Julia Kohnen Griffey

Personal information
- Born: July 29, 1992 (age 33) Florissant, Missouri, United States
- Home town: St Louis, Missouri
- Height: 5 ft 5 in (165 cm)
- Website: https://www.neseliteconsulting.com/julia-kohnen

Sport
- Event(s): Marathon, 10000 m
- College team: Southern Indiana Screaming Eagles
- Club: Hoka One One Northern Arizona Elite
- Coached by: Jason Holroyd 2015-2020 Ben Rosario 2020-2023

Achievements and titles
- National finals: NCAA cross-country NCAA 10,000 m (outdoors) NCAA 5,000 m (indoors) NCAA 5,000 m (outdoors)
- Personal best(s): 1500 meters: 4:39.34 5000 meters: 16:47.61 10,000 meters: 34:45.08 Half Marathon: 1:11:04 Marathon: 2:29:58

= Julia Kohnen Griffey =

American long-distance runner

Julia Kohnen Griffey (née Kohnen, born July 29, 1992) is an American professional marathon runner who trained with HOKA's NAZ Elite team from 2020 to 2022.

==College career==
Kohnen Griffey attended high school at Incarnate Word Academy, an all-girls private school in Missouri, where she played soccer and basketball. She also played on a club soccer team.

She went on to study business at University of Southern Indiana in Evansville, Indiana, where she played soccer for the Screaming Eagles. She transitioned to running cross country and track and field in 2014.

As a senior, she finished 11th at the 2014 NCAA Women's Division II Cross Country Championship in Louisville, Kentucky.

In the fall, she ran to an 8th-place finish in the 2015 indoor championship in the 5,000 meters in a time of 17:04. Her college career finished in Allendale, Michigan at the Outdoor Track and Field National Championships for DII schools where she took 5th in the 5,000 in 16:47.61 (a Screaming Eagles record) and then dueled with Amy Cymerman of Grand Valley State Lakers in the 10,000. Kohnen finished second in 34:45, setting the Screaming Eagles record time for the distance.

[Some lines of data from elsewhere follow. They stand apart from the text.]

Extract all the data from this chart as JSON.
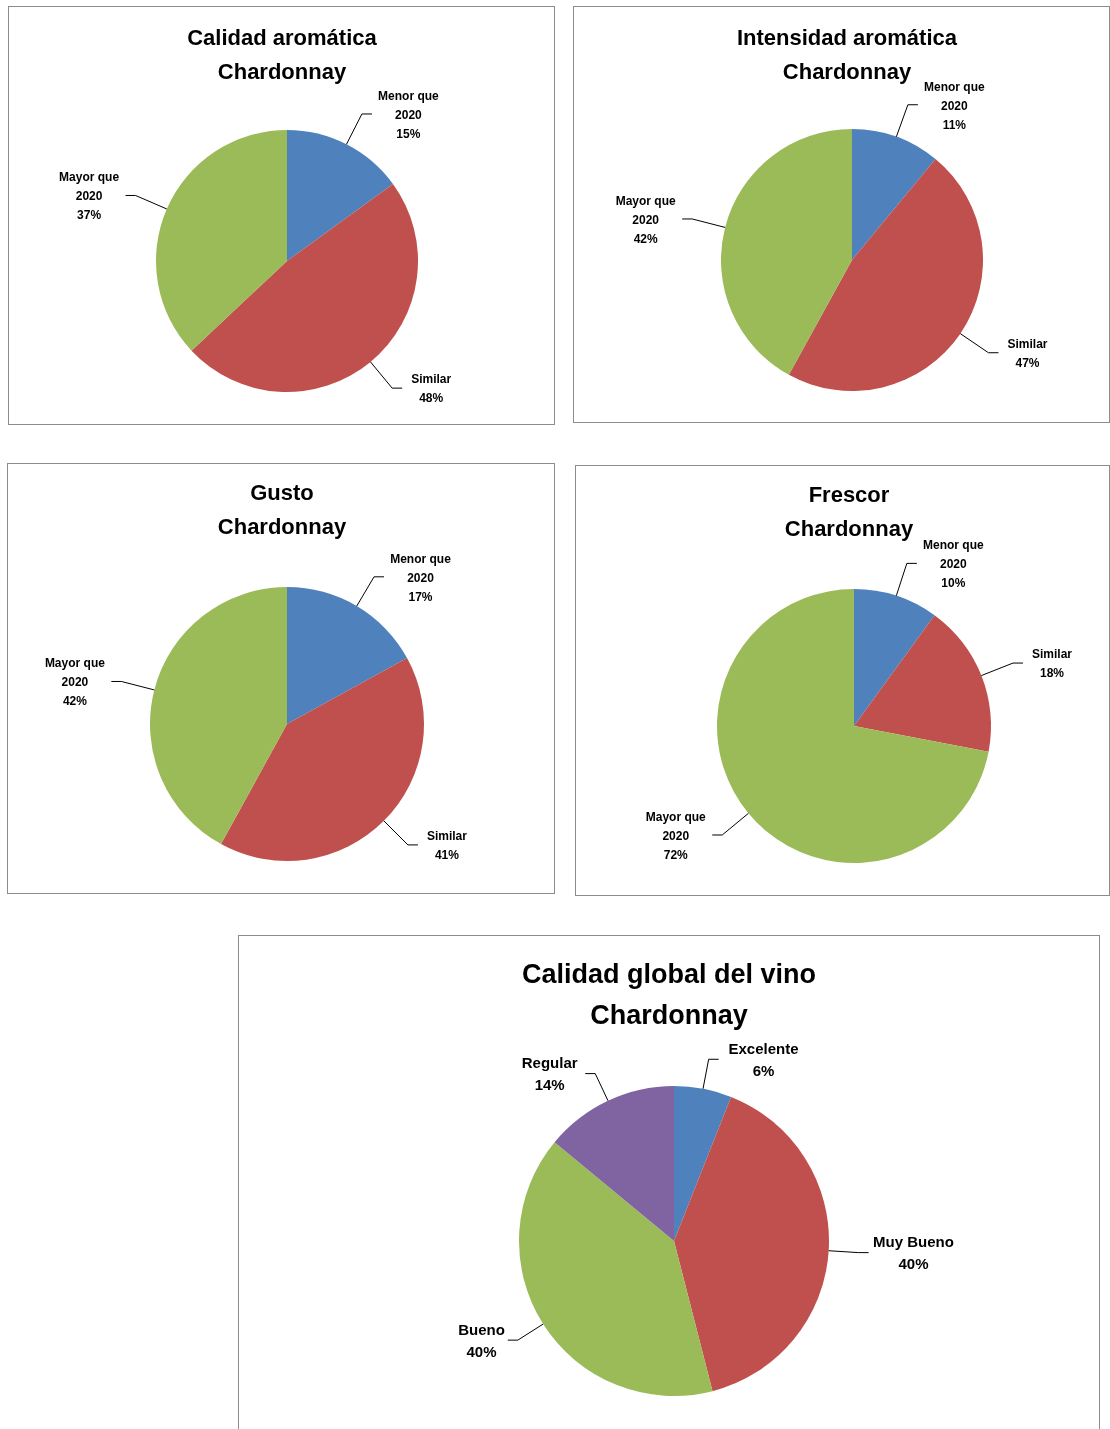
{
  "chart_data": [
    {
      "type": "pie",
      "title": "Calidad aromática\nChardonnay",
      "categories": [
        "Menor que 2020",
        "Similar",
        "Mayor que 2020"
      ],
      "values": [
        15,
        48,
        37
      ],
      "colors": [
        "#4f81bd",
        "#c0504d",
        "#9bbb59"
      ],
      "value_labels": [
        "15%",
        "48%",
        "37%"
      ]
    },
    {
      "type": "pie",
      "title": "Intensidad aromática\nChardonnay",
      "categories": [
        "Menor que 2020",
        "Similar",
        "Mayor que 2020"
      ],
      "values": [
        11,
        47,
        42
      ],
      "colors": [
        "#4f81bd",
        "#c0504d",
        "#9bbb59"
      ],
      "value_labels": [
        "11%",
        "47%",
        "42%"
      ]
    },
    {
      "type": "pie",
      "title": "Gusto\nChardonnay",
      "categories": [
        "Menor que 2020",
        "Similar",
        "Mayor que 2020"
      ],
      "values": [
        17,
        41,
        42
      ],
      "colors": [
        "#4f81bd",
        "#c0504d",
        "#9bbb59"
      ],
      "value_labels": [
        "17%",
        "41%",
        "42%"
      ]
    },
    {
      "type": "pie",
      "title": "Frescor\nChardonnay",
      "categories": [
        "Menor que 2020",
        "Similar",
        "Mayor que 2020"
      ],
      "values": [
        10,
        18,
        72
      ],
      "colors": [
        "#4f81bd",
        "#c0504d",
        "#9bbb59"
      ],
      "value_labels": [
        "10%",
        "18%",
        "72%"
      ]
    },
    {
      "type": "pie",
      "title": "Calidad global del vino\nChardonnay",
      "categories": [
        "Excelente",
        "Muy Bueno",
        "Bueno",
        "Regular"
      ],
      "values": [
        6,
        40,
        40,
        14
      ],
      "colors": [
        "#4f81bd",
        "#c0504d",
        "#9bbb59",
        "#8064a2"
      ],
      "value_labels": [
        "6%",
        "40%",
        "40%",
        "14%"
      ]
    }
  ]
}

She graduated with an MBA in 2015.

==Professional career==
As a relatively unknown runner who was working full-time at Panera Bread, Kohnen surprised many when she won the 2019 Twin Cities Marathon, from Minneapolis to St. Paul, Minnesota. She clocked an average 5:47 minute-per-mile pace to cross the finish line in 2:31:29.

Before her win in Minnesota, she raced the 2017 Chicago Marathon, finishing in 2:39:11 for 17th, which qualified her for the 2020 Olympic Trials Marathon race. She had also run and won several half marathons and the 2015 Mo' Cowbell Missouri Marathon.

In February 2020, Kohnen ran in the 2020 Woman's Olympic Trials Marathon, in Atlanta, Georgia. She finished 10th with a time of 2:30:43.

In August 2021, as the COVID-19 pandemic restrictions eased, Boston Athletic Association announced that the 2021 Boston Marathon (which had been postponed to the fall) would host an elite field of 54, which included Kohnen Griffey.

At the 2022 California International Marathon, which hosted the USATF Marathon Championship, she ran with leaders and finished in 2:30:35 for 10th place as Paige Stoner took the win.

==Personal life==
Julia Kohnen and Tyler Griffey married May 2021.